Alcide e Nero si affiancarono a Guido con le pistole in mano. Rino invece non si mosse.

«Bravo, hai capito da che parte stare», si complimentò Dimitri. Poi volse lo sguardo sugli altri tre che avanzavano con le armi spianate spingendo avanti Diana, mentre Marco osservava la scena dal divano esprimendo una tranquillità disarmante.

Dimitri si concentrò chiudendo gli occhi. E tanto bastò perché le armi, scivolando di mano ai tre, attratte da una misteriosa calamita finissero contro il soffitto. Guido, Alcide e Nero alzando lo sguardo osservarono increduli le loro pistole incollate al soffitto.

«Ora lasciatela andare», ordinò in tono pacato Dimitri, riaprendo gli occhi.

«Tienitela!» grugnì Guido spingendola avanti.
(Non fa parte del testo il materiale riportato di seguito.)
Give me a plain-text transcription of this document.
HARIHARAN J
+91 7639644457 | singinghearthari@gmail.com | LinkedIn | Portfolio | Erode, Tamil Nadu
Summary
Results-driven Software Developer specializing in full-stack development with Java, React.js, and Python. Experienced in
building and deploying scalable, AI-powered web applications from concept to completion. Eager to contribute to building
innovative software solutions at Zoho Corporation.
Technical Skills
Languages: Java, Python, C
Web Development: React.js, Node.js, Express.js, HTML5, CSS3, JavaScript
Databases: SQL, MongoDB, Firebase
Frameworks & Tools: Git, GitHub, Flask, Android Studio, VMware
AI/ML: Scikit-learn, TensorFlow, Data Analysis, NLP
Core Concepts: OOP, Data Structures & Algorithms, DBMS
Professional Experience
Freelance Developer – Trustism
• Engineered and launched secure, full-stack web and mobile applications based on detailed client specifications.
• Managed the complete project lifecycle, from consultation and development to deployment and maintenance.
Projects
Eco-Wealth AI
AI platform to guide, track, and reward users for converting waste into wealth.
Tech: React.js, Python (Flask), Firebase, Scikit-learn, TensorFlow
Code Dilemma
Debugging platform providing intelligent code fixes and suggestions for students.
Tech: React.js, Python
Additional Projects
Diana corse a ripararsi dietro Dimitri. «Uccidili, Dimitri», sibilò passandogli accanto.

Dimitri si limitò ad annuire. «Togliti la maschera, voglio vederti morire guardandoti in faccia», ordinò con il solito tono, rivolgendosi a Guido.

Guido si tolse il passamontagna. «Ecco, guardami pure in faccia… prima che ti uccida!» lo sfidò digrignando i denti, lanciandosi contro di lui a testa bassa.

Dimitri non si mosse, allungando una mano affondò le unghie nel petto di Guido e lo tirò a sé. «Stai morendo… amico… di’ ciao, alla vita», pronunciò lentamente, affondando la mano nel torace. Dei “crack!” secchi e ravvicinati anticiparono di un attimo le urla strazianti di Guido: era il suono sinistro delle costole che si frantumavano per la pressione esercitata dalla mano che s’incuneava tra di esse. Urla che cessarono pochi istanti dopo, quando Dimitri, dicendo: «E’ finita, amico, ora riposa in pace, se ci riesci», gli strappò il cuore dal petto.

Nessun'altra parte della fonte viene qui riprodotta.